Writing Saturday in the daily Het Parool, the specialist, Dick Verkijk, reported that a Jewish cultural society, purportedly the first in the Soviet Union, was established in Estonia and officially registered on March 20. It is said to have 250 members to date.
The society’s first public event was a gala concert of Jewish music performed in the Russian Theater in Tallinn, the Baltic republic’s capital. The 650 seats were sold out within two hours, Verkijk said.
He said he spoke to two members of the Executive of the Jewish society, Samuel Lazekin and Eugenia Loov. They told him Hebrew lessons would start next month.

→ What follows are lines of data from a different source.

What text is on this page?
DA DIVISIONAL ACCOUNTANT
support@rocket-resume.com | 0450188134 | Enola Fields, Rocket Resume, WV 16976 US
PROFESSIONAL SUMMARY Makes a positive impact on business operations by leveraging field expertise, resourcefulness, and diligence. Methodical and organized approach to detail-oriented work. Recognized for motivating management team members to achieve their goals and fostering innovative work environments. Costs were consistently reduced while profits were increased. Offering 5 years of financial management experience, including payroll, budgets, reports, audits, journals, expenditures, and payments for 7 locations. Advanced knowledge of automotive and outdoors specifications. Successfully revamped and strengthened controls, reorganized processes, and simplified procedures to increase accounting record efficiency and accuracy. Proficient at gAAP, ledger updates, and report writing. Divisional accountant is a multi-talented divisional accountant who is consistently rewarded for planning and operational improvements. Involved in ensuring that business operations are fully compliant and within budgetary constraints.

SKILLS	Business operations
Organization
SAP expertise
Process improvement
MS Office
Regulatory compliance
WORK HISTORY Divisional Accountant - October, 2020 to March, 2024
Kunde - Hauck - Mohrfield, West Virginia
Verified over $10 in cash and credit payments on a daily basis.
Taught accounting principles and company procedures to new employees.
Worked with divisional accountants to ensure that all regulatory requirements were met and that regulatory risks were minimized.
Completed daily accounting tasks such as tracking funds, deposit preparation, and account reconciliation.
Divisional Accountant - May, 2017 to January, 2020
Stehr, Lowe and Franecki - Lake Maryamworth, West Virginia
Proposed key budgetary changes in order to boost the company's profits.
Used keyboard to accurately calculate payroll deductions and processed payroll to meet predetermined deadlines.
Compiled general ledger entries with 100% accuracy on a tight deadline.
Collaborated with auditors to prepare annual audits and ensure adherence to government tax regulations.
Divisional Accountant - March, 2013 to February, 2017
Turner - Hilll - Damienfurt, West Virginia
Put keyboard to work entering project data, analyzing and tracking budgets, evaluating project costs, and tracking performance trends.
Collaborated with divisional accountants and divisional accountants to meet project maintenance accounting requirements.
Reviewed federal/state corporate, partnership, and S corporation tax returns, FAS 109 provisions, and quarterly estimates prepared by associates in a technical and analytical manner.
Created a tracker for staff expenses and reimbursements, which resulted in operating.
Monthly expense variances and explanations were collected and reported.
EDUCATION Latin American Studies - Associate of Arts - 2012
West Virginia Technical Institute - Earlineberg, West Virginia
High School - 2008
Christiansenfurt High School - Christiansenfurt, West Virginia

Verkijk reported that about 5,000 Jews live in Estonia, the same number as in 1939, when it was an independent nation. Most of the Jews who lived there before World War II were deported to their deaths during the Nazi occupation.
After the war, Jews from Moscow, Leningrad and other parts of the Soviet Union settled in Estonia, because the atmosphere was less anti-Semitic, Verkijk reported.
He said similar Jewish cultural societies will soon be established in the neighboring Baltic republics of Latvia and Lithuania, which also are part of the Soviet Union.